Curiously, today’s prompt is something that I’ve been pondering for awhile. Of course, it’s been longer than a week so I’m all dead now and stuff, so what are you going to do.
There are so many obstacles that we perceive to be making it difficult for us to move forward with our aspirations—if only this, if I didn’t have to deal with that, if the other thing were more cooperative, if I knew someone in the business, if, if if if ififififififif.
But a lot of these obstacles are self-imposed. Not all of them, but certainly some of them. I think our lizard brains tend to hold us back with the little nagging “what if I fail?” fear. We think there’s far too much at stake: I could lose the house, my credit rating will suck, my family will disavow knowledge of me.

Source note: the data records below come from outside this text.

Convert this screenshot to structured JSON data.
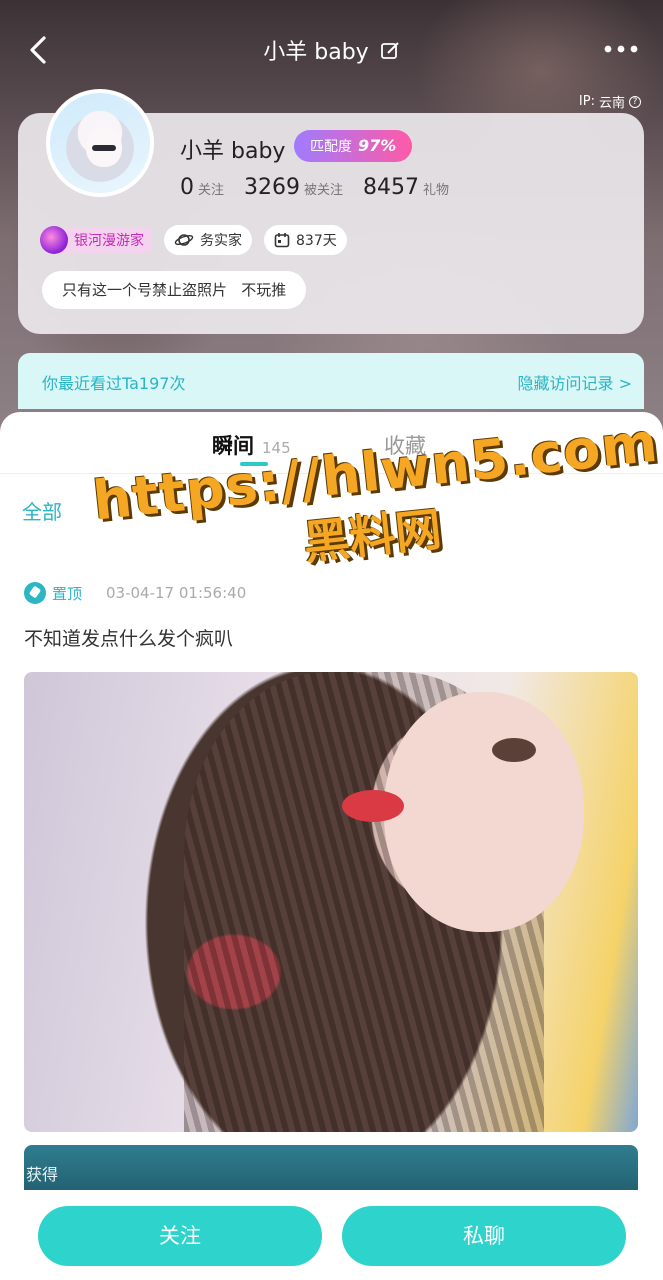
{
  "nav": {
    "title": "小羊 baby"
  },
  "ip": {
    "label": "IP:",
    "location": "云南"
  },
  "profile": {
    "name": "小羊 baby",
    "match_label": "匹配度",
    "match_value": "97%",
    "stats": [
      {
        "value": "0",
        "label": "关注"
      },
      {
        "value": "3269",
        "label": "被关注"
      },
      {
        "value": "8457",
        "label": "礼物"
      }
    ],
    "tags": [
      {
        "icon": "galaxy-badge-icon",
        "label": "银河漫游家"
      },
      {
        "icon": "planet-icon",
        "label": "务实家"
      },
      {
        "icon": "calendar-icon",
        "label": "837天"
      }
    ],
    "bio": "只有这一个号禁止盗照片   不玩推"
  },
  "visit": {
    "text": "你最近看过Ta197次",
    "action": "隐藏访问记录 >"
  },
  "tabs": [
    {
      "label": "瞬间",
      "count": "145"
    },
    {
      "label": "收藏"
    }
  ],
  "filter": {
    "all": "全部"
  },
  "post": {
    "pinned": "置顶",
    "time": "03-04-17 01:56:40",
    "text": "不知道发点什么发个疯叭"
  },
  "second_post": {
    "label": "获得"
  },
  "watermark": {
    "url": "https://hlwn5.com",
    "name": "黑料网"
  },
  "actions": {
    "follow": "关注",
    "chat": "私聊"
  },
  "colors": {
    "accent": "#2ed3cc",
    "link": "#2bb5c5",
    "match_gradient_start": "#9f7bff",
    "match_gradient_end": "#ff5aa6"
  }
}
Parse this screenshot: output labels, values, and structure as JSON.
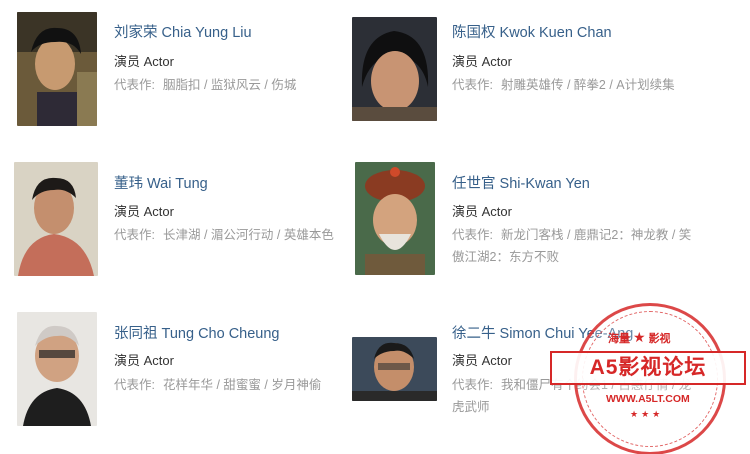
{
  "cast": [
    {
      "name": "刘家荣 Chia Yung Liu",
      "role": "演员 Actor",
      "works_label": "代表作:",
      "works": "胭脂扣 / 监狱风云 / 伤城"
    },
    {
      "name": "陈国权 Kwok Kuen Chan",
      "role": "演员 Actor",
      "works_label": "代表作:",
      "works": "射雕英雄传 / 醉拳2 / A计划续集"
    },
    {
      "name": "董玮 Wai Tung",
      "role": "演员 Actor",
      "works_label": "代表作:",
      "works": "长津湖 / 湄公河行动 / 英雄本色"
    },
    {
      "name": "任世官 Shi-Kwan Yen",
      "role": "演员 Actor",
      "works_label": "代表作:",
      "works": "新龙门客栈 / 鹿鼎记2：神龙教 / 笑傲江湖2：东方不败"
    },
    {
      "name": "张同祖 Tung Cho Cheung",
      "role": "演员 Actor",
      "works_label": "代表作:",
      "works": "花样年华 / 甜蜜蜜 / 岁月神偷"
    },
    {
      "name": "徐二牛 Simon Chui Yee-Ang",
      "role": "演员 Actor",
      "works_label": "代表作:",
      "works": "我和僵尸有个约会1 / 古惑仔情 / 龙虎武师"
    }
  ],
  "watermark": {
    "top_left": "海量",
    "top_right": "影视",
    "title": "A5影视论坛",
    "url": "WWW.A5LT.COM",
    "colors": {
      "stamp": "#d62828"
    }
  },
  "colors": {
    "name_link": "#37608a",
    "role": "#333333",
    "works": "#999999"
  }
}
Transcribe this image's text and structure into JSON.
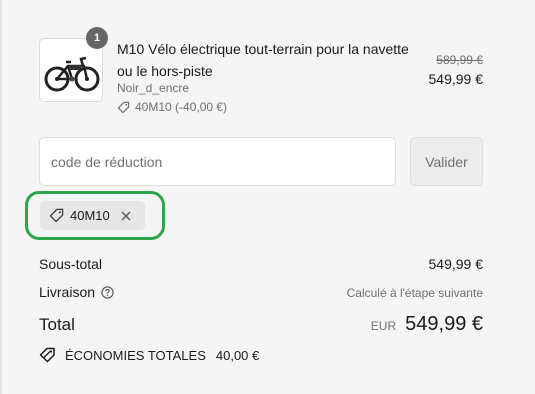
{
  "line_item": {
    "quantity": "1",
    "title": "M10 Vélo électrique tout-terrain pour la navette ou le hors-piste",
    "variant": "Noir_d_encre",
    "discount_text": "40M10 (-40,00 €)",
    "original_price": "589,99 €",
    "price": "549,99 €",
    "image_icon": "electric-bike-image"
  },
  "discount_form": {
    "placeholder": "code de réduction",
    "value": "",
    "apply_label": "Valider"
  },
  "applied_code": {
    "code": "40M10",
    "highlight_color": "#2ea64a"
  },
  "summary": {
    "subtotal_label": "Sous-total",
    "subtotal_value": "549,99 €",
    "shipping_label": "Livraison",
    "shipping_value": "Calculé à l'étape suivante",
    "total_label": "Total",
    "currency": "EUR",
    "total_value": "549,99 €",
    "savings_label": "ÉCONOMIES TOTALES",
    "savings_value": "40,00 €"
  }
}
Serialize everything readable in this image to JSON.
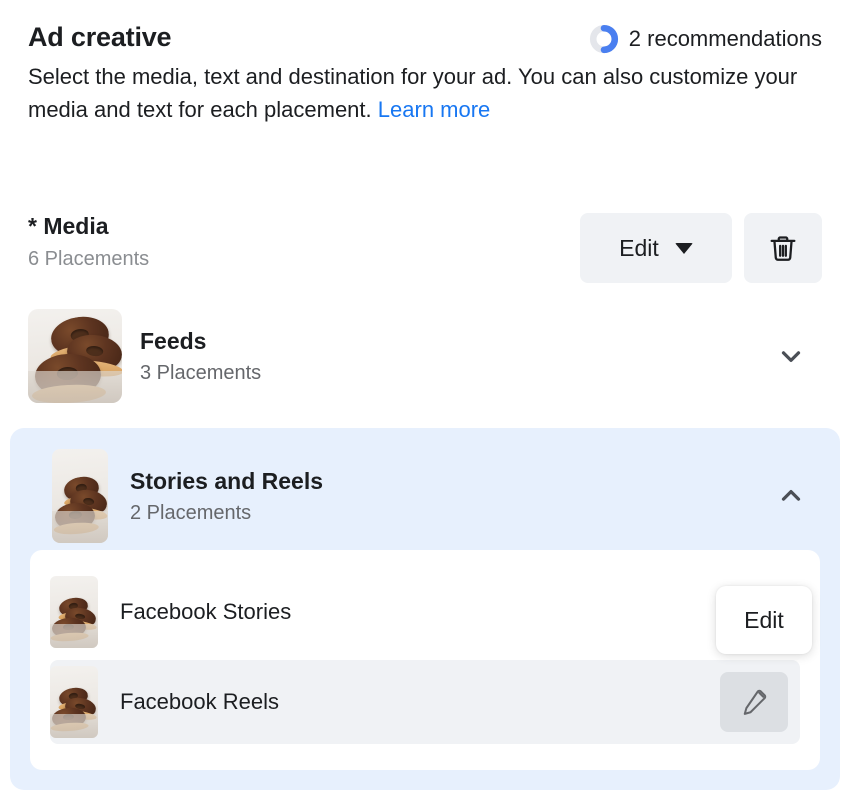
{
  "header": {
    "title": "Ad creative",
    "recommendations_icon": "progress-ring-icon",
    "recommendations_label": "2 recommendations",
    "description": "Select the media, text and destination for your ad. You can also customize your media and text for each placement.",
    "learn_more_label": "Learn more"
  },
  "media": {
    "title": "* Media",
    "subtitle": "6 Placements",
    "edit_button_label": "Edit",
    "edit_caret_icon": "chevron-down-icon",
    "delete_icon": "trash-icon"
  },
  "groups": [
    {
      "id": "feeds",
      "title": "Feeds",
      "subtitle": "3 Placements",
      "expanded": false,
      "chevron_icon": "chevron-down-icon",
      "thumbnail": "donuts-thumbnail"
    },
    {
      "id": "stories-and-reels",
      "title": "Stories and Reels",
      "subtitle": "2 Placements",
      "expanded": true,
      "chevron_icon": "chevron-up-icon",
      "thumbnail": "donuts-thumbnail",
      "placements": [
        {
          "id": "facebook-stories",
          "label": "Facebook Stories",
          "thumbnail": "donuts-thumbnail",
          "action_label": "Edit",
          "action_type": "text-button"
        },
        {
          "id": "facebook-reels",
          "label": "Facebook Reels",
          "thumbnail": "donuts-thumbnail",
          "action_icon": "pencil-icon",
          "action_type": "icon-button"
        }
      ]
    }
  ],
  "colors": {
    "link": "#1877f2",
    "highlight_panel": "#e7f0fd",
    "button_surface": "#f0f2f5",
    "text_primary": "#1c1e21",
    "text_secondary": "#65676b",
    "text_muted": "#8a8d91"
  }
}
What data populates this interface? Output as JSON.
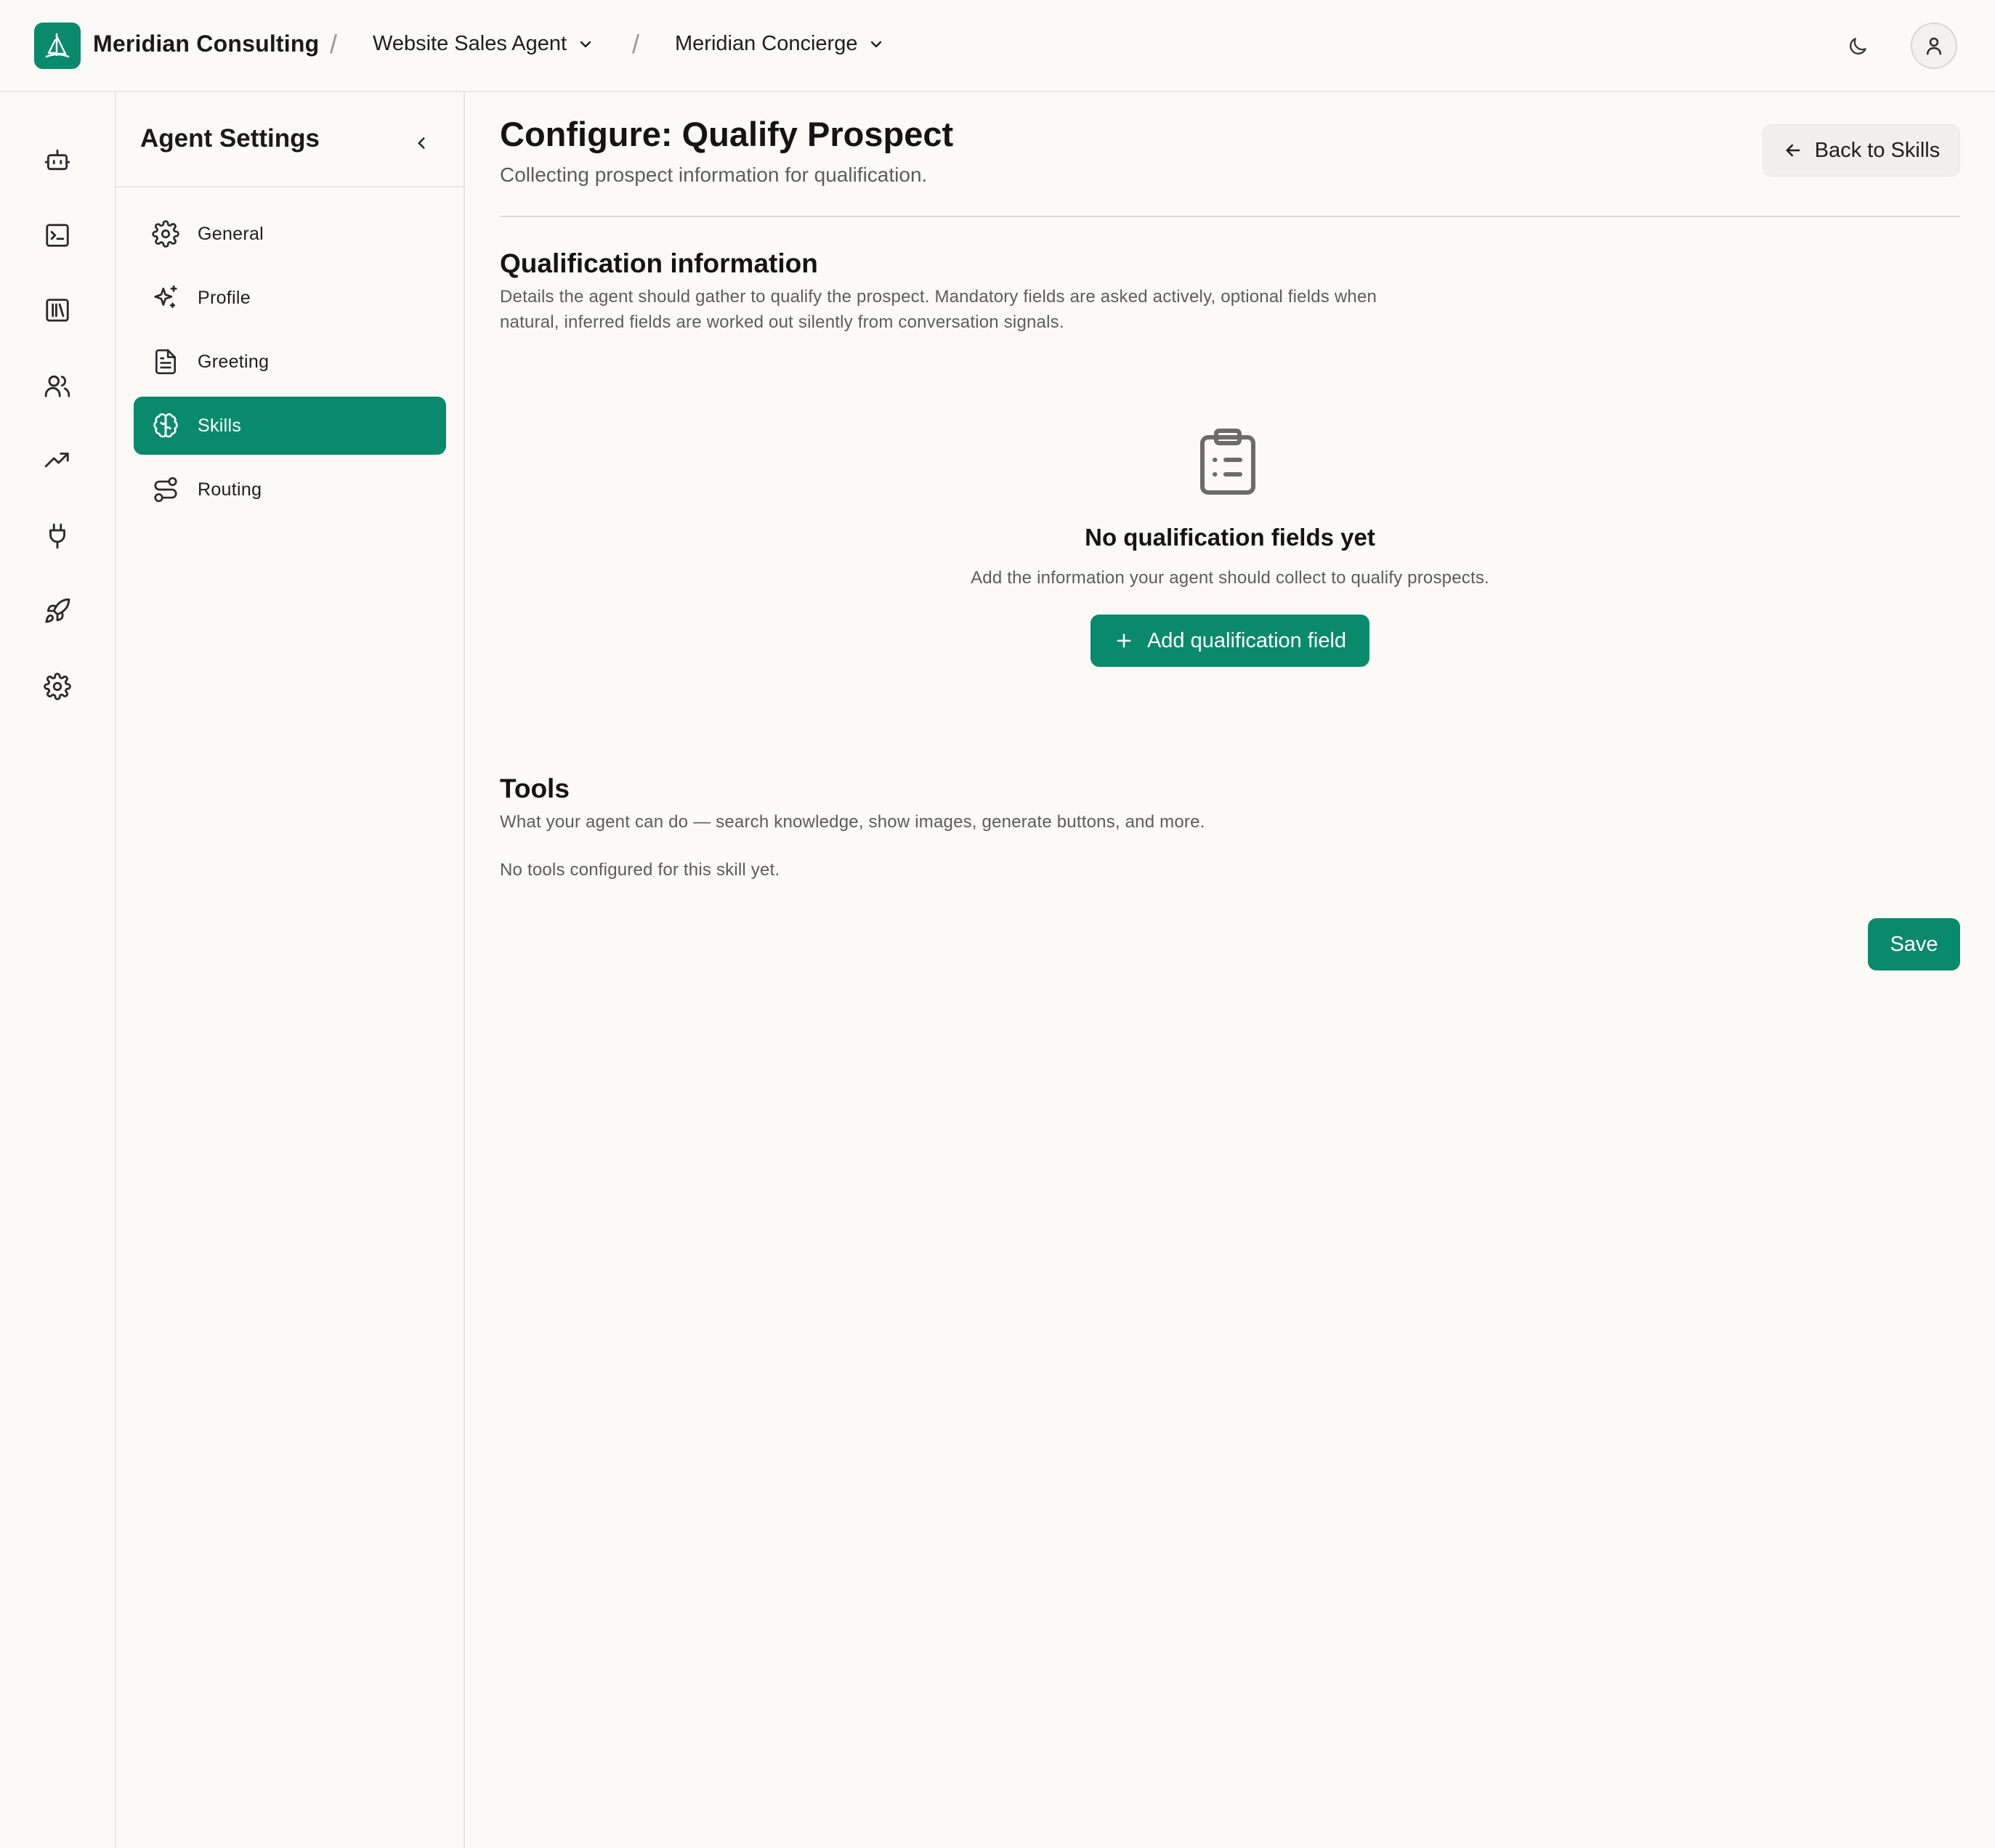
{
  "header": {
    "org_name": "Meridian Consulting",
    "separator": "/",
    "agent": "Website Sales Agent",
    "persona": "Meridian Concierge"
  },
  "rail": {
    "items": [
      {
        "icon": "robot-icon"
      },
      {
        "icon": "terminal-icon"
      },
      {
        "icon": "library-icon"
      },
      {
        "icon": "users-icon"
      },
      {
        "icon": "trending-up-icon"
      },
      {
        "icon": "plug-icon"
      },
      {
        "icon": "rocket-icon"
      },
      {
        "icon": "settings-gear-icon"
      }
    ]
  },
  "sidebar": {
    "title": "Agent Settings",
    "items": [
      {
        "label": "General",
        "icon": "gear-icon"
      },
      {
        "label": "Profile",
        "icon": "sparkles-icon"
      },
      {
        "label": "Greeting",
        "icon": "document-icon"
      },
      {
        "label": "Skills",
        "icon": "brain-icon",
        "active": true
      },
      {
        "label": "Routing",
        "icon": "route-icon"
      }
    ]
  },
  "main": {
    "title": "Configure: Qualify Prospect",
    "subtitle": "Collecting prospect information for qualification.",
    "back_label": "Back to Skills",
    "qualification": {
      "title": "Qualification information",
      "desc_line1": "Details the agent should gather to qualify the prospect. Mandatory fields are asked actively, optional fields when",
      "desc_line2": "natural, inferred fields are worked out silently from conversation signals.",
      "empty_title": "No qualification fields yet",
      "empty_desc": "Add the information your agent should collect to qualify prospects.",
      "add_label": "Add qualification field"
    },
    "tools": {
      "title": "Tools",
      "desc": "What your agent can do — search knowledge, show images, generate buttons, and more.",
      "empty": "No tools configured for this skill yet."
    },
    "save_label": "Save"
  },
  "colors": {
    "accent": "#0a8a6c",
    "background": "#fcfaf7",
    "border": "#e9e6e1",
    "muted_text": "#5e5c57"
  }
}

Thirty years ago, I had no house, no credit rating and a family I didn’t get along with very well. And it took several years before any of it improved. Was I in such a terrible place then? The higher we climb up life’s ladder, the more we feel it sway. It wasn’t swaying back then; I just wasn’t aware of it.
“Yes,” one might argue, “but you had your whole life ahead of you.”
All I have now is the life ahead of me. Everything else is just stuff.
The key is balance, and the maintaining thereof. What can I do to restore the balance to my life? I don’t think that’s going to be so difficult to figure out.
Life wastes itself while we are preparing to live. – Ralph Waldo Emerson
If you had one week left to live, would you still be doing what you’re doing now? In what areas of your life are you preparing to live? Take them off your To Do list and add them to a To Stop list. Resolve to only do what makes you come alive.
Bonus: How can your goals improve the present and not keep you in a perpetual “always something better” spiral?